There are more murder victims cropping up with slashed throats and it seems as if the killer has moved north. The hospital tell Lisa that they cannot trace any record of Andrew Myers with his date of birth and they need to find his NHS number. Lisa questions him but he declines to give the reason why his identity cannot be checked until he leaves the hospital. Lisa agrees to leave it until then. The other slasher murders cause Alan Marshall to go undercover as the police want to question him and he is scared of being wrongly convicted again. Lisa believes in Marshall but is suspended because of her trust in him.
Lisa's boss is DI Mike Nash and she and him have been trying to cover the policing of two towns as there is a flu epidemic amongst the other staff. The very tight plotting of this excellent police procedural shows the difficulties the police have when their numbers are reduced to the bare minimum and they have to cope with a very challenging crime epidemic. The story moves on at a frantic pace until the ultimate conclusion.
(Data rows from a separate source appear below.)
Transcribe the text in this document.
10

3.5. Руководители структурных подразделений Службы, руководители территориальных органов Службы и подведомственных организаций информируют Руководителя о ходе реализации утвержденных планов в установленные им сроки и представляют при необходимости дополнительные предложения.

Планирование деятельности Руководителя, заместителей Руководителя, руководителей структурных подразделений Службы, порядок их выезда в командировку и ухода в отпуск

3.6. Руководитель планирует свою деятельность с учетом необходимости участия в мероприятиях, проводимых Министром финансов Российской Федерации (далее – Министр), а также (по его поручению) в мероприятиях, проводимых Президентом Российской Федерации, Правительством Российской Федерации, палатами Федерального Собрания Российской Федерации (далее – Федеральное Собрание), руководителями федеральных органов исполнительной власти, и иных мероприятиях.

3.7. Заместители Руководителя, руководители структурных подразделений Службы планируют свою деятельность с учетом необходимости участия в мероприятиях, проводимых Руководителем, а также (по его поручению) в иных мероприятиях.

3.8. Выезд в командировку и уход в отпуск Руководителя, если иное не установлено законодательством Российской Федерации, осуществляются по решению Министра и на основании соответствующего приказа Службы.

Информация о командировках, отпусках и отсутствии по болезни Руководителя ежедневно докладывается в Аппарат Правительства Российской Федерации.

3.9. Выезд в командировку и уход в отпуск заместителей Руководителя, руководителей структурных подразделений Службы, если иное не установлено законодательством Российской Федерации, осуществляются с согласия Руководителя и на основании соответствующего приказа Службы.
I thought this was an fantastic story with superb characterisation and there is a quote from a review in the Scarborough Evening News on the back cover saying "Don't read it on a bus, you'll miss your stop" which I thought was wonderful. I do not read on buses but I stayed up until 2.35am one night because I just could not put it down! This author has written four other stories in the "Mike Nash" series and I'm definitely going to look out for him as he deserves all the success he can get. If you want a book that once started you won't be able to put down, buy this one.